Fingerprints of hydrogen bonding in the terahertz dynamics of ethanol and water: An inelastic x-ray scattering study

A De Francesco; F Formisano; L Scaccia; E Guarini; U Bafile; M A González; A Alatas; S T Lynch; A Cunsolo

doi:10.1063/5.0180961

Fingerprints of hydrogen bonding in the terahertz dynamics of ethanol and water: An inelastic x-ray scattering study

J Chem Phys. 2023 Dec 28;159(24):244501. doi: 10.1063/5.0180961.

Authors

A De Francesco¹, F Formisano¹, L Scaccia², E Guarini³, U Bafile⁴, M A González⁵, A Alatas⁶, S T Lynch⁷, A Cunsolo⁷

Affiliations

¹ CNR-IOM and INSIDE@ILL c/o Operative Group in Grenoble (OGG), F-38042 and Institut Laue Langevin, F-38042 Grenoble, France.
² Dipartimento di Economia e Diritto, Università di Macerata, via Crescimbeni 20, 62100 Macerata, Italy.
³ Dipartimento di Fisica e Astronomia, Università di Firenze, via G. Sansone 1, I-50019 Sesto Fiorentino, Italy.
⁴ Consiglio Nazionale delle Ricerche, Istituto di Fisica Applicata "Nello Carrara", via Madonna del Piano 10, I-50019 Sesto Fiorentino, Italy.
⁵ Institut Laue Langevin, 72 Avenue des Martyrs, F-38042 Grenoble, France.
⁶ Advanced Photon Source, Argonne National Laboratory, Argonne, Illinois 60439, USA.
⁷ Department of Physics, University of Wisconsin-Madison, 1150 University Avenue, Madison, Wisconsin 53706, USA.

PMID: 38131485
DOI: 10.1063/5.0180961

Abstract

We used inelastic x-ray scattering methods to measure the terahertz spectrum of density fluctuations of ethanol in both liquid and solid phases.

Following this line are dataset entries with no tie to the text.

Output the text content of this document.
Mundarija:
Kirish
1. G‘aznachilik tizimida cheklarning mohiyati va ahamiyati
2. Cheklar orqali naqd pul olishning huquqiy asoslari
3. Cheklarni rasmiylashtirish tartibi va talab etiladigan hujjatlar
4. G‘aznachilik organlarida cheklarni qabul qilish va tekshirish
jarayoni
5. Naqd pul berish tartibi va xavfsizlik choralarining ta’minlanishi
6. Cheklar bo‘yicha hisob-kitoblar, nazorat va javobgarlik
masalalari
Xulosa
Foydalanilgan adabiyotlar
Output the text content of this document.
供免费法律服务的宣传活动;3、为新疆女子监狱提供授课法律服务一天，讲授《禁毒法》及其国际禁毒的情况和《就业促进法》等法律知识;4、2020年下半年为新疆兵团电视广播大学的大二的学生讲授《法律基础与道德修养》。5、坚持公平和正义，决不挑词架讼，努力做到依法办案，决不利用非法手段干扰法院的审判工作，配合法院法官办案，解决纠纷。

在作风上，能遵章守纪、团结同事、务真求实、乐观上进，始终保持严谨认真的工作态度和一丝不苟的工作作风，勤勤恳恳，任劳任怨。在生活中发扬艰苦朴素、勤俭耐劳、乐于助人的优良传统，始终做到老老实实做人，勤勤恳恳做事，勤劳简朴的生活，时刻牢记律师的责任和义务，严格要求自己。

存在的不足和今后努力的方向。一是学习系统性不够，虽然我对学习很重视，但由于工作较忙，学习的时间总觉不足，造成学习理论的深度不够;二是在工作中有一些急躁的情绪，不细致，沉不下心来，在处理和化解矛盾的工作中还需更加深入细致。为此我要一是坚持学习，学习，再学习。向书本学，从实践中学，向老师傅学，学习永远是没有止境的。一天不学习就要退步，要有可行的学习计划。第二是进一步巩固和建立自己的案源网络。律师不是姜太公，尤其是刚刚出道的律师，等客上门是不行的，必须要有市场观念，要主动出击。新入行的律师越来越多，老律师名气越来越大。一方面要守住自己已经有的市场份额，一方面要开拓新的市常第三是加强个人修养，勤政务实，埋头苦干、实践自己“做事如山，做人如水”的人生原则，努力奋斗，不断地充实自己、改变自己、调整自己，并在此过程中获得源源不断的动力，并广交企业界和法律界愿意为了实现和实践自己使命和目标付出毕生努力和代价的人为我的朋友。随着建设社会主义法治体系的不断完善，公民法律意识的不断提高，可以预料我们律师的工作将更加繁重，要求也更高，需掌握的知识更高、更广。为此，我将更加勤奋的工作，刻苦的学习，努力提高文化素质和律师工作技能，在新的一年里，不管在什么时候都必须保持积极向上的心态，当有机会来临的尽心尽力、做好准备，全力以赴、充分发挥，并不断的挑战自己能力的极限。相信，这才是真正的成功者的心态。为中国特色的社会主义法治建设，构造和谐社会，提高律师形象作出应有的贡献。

The results of a Bayesian inference-based lineshape analysis with a multiple excitation model and the comparison with a previous similar analysis on water indicate that the different structures induced by hydrogen bonds in ethanol and water have a profound influence on the respective dynamic responses, the latter being characterized by longer living and better resolved high-frequency acoustic excitations. In addition, we compare these findings with those obtained with an alternative approach based on the exponential expansion theory and ensuring sum rules fulfillment, demonstrating that the model's choice directly impacts the number of spectral modes detected.